A national infrastructure bank with hundreds of billions of dollars of spending power could be used to move the US away from a carbon-based fuels to renewable energy, suggests a new study by Washington DC-based consultancy CG/LA Infrastructure.
CG/LA says the transformation from a “liquids” infrastructure system, or one that prioritises the use of carbon-based fuels, to an “electrons”-driven system focused on renewable energy, would require an additional 1.7 percent of GDP in spending annually. The increase would bring annual US spending on infrastructure, currently at 1.3 percent, up to 3 percent of GDP – in line with 1980 levels, says CG/LA chief executive officer Norman Anderson.
“That would for sure go more toward electrons rather than liquids,” he adds.
Anderson says the US needs a “secular funding source” for infrastructure projects, or a source that is de-politicised. He believes a strong federal infrastructure bank, such as the one envisioned by the Obama administration, could fill that role. However, Anderson believes it would need to be capitalised at a much larger level than the $5 billion per year over five years that President Obama proposed for the infrastructure bank in his 2010 fiscal budget.
We need at a minimum an infrastructure bank that is capitalised at over $300 billion over 10 years
“We need at a minimum an infrastructure bank that is capitalised at over $300 billion over 10 years,” Anderson said.
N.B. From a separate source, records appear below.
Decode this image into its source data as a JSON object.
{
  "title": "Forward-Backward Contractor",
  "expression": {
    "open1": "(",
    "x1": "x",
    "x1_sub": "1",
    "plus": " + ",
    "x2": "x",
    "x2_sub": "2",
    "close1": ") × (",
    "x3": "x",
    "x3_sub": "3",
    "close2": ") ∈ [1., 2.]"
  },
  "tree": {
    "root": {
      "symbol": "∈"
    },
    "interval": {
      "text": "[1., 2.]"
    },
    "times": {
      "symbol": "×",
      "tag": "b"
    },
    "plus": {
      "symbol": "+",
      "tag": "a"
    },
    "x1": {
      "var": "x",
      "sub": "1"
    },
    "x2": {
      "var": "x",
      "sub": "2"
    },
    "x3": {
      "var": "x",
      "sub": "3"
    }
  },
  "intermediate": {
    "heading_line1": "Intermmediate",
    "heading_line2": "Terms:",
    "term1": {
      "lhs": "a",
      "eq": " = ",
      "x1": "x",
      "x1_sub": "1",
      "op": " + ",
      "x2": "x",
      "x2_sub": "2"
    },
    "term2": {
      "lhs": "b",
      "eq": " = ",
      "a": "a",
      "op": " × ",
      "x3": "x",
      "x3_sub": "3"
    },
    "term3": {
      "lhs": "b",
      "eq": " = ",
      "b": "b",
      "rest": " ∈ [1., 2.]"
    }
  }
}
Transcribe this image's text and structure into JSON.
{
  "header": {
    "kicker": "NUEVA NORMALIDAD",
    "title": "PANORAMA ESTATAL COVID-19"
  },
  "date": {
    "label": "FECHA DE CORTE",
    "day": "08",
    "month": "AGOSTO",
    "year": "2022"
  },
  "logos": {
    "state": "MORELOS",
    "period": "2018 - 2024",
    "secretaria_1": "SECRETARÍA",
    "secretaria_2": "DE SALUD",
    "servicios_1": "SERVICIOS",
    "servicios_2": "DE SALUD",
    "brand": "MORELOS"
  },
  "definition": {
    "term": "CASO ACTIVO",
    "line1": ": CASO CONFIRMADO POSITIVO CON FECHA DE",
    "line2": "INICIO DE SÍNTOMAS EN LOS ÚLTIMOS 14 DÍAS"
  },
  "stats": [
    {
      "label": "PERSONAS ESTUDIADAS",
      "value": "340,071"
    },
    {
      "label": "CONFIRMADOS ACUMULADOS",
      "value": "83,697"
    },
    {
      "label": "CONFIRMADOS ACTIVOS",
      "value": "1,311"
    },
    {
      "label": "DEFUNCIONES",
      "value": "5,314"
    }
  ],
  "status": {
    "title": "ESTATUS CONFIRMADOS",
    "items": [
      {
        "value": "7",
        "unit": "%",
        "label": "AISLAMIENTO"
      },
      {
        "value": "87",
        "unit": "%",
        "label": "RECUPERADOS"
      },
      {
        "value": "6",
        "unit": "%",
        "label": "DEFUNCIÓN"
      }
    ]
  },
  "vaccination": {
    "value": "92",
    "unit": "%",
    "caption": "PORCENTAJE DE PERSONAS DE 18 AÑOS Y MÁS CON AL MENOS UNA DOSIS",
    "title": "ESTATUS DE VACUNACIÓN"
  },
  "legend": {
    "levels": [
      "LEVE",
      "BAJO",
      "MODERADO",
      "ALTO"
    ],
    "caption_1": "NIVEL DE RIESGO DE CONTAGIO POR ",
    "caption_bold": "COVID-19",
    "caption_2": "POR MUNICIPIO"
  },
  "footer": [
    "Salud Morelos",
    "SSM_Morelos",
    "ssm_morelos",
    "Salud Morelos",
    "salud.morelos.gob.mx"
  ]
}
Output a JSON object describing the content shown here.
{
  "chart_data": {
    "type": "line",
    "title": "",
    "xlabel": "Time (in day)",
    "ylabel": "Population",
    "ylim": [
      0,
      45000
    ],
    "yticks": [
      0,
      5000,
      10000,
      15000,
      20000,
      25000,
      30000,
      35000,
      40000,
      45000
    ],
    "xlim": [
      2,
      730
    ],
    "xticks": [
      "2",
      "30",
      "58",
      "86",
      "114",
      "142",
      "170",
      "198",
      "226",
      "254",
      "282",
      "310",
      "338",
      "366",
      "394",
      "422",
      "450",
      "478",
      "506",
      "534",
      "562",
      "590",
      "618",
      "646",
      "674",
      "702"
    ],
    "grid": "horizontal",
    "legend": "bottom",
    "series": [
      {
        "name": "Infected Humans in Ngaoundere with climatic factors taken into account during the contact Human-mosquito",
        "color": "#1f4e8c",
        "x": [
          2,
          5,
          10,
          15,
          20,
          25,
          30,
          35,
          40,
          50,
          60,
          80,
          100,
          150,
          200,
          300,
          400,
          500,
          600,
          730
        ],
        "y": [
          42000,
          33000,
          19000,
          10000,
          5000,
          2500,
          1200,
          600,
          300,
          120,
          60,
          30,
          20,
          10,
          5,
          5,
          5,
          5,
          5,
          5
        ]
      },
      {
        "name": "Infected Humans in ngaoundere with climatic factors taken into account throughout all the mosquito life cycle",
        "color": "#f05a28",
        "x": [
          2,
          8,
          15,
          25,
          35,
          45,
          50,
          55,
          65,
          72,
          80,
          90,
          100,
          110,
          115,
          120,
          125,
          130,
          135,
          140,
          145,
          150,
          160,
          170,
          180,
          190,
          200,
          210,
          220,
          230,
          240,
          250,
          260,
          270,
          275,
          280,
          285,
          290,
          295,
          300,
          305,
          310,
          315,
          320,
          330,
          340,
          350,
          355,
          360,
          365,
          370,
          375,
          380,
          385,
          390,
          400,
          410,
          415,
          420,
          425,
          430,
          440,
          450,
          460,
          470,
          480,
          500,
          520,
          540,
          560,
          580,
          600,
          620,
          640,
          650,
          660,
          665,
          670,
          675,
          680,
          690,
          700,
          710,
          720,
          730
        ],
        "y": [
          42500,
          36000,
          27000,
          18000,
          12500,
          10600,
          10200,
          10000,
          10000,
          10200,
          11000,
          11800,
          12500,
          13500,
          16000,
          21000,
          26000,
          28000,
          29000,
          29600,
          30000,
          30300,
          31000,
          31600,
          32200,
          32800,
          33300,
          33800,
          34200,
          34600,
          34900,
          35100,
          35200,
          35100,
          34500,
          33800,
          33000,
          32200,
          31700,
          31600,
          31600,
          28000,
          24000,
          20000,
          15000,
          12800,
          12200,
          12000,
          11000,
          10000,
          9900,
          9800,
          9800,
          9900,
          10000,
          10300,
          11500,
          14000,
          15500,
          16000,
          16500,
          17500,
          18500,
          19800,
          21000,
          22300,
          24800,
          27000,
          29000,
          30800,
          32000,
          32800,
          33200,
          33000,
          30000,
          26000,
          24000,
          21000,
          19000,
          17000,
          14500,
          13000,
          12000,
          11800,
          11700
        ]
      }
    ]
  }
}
He believes it is a sum that would allow the US to reach “escape velocity” from the infrastructure funding system.
The current system, centered around the interstate highway system developed 60 years ago under the Eisenhower Administration – “was built around the idea of cheap liquids”, Anderson says. It has managed to stay in place, CG/LA argues, because it’s primary funding mechanism – the highway trust fund – favors entrenched political interests such as local politicians, engineering and construction firms and petroleum firms.
US Infrastructure: Old vs. new
As a result, the current system does not address the carbon-neutral transportation and energy priorities of tomorrow. In the future, the US will need to source 50 percent of electricity generation will have to come from renewable sources, CG/LA says. It will also need to develop and implement next-generation technologies such as smart electric grids, electric rail, electric and hybrid cars and high speed rail to further reduce its carbon footprint and increase its competitiveness.
“With everything going on around electricity, the opportunities for massive innovation are obvious,” Anderson said. But the US faces an “extremely difficult” issue of linking infrastructure investment with productivity and will have to figure out how to do so if it is to be competitive and innovative, he added.
Anderson is pessimistic on the economic stimulus’ ability to provide that link. The $787 billion American Reinvestment and Recovery Act signed into law earlier this year allotted $120 billion toward infrastructure, but only $10 billion of stimulus funds will go toward infrastructure projects this year and perhaps $40 billion next year, CG/LA estimates. As a result, overall investment – federal plus state – will be down 15 percent to 20 percent over last year's levels, Anderson says. He blames the decline on states' declining budgets and an inability to raise project-related funds.
Overall investment in infrastructure will be in the range of $130 billion this year and may recover next year to 2008 levels, according to the study.
The study, “The US Infrastructure Marketplace: Facts and Figures”, is a companion report to CG/LA's North American Strategic Infrastructure Leadership Forum, which is being held in September.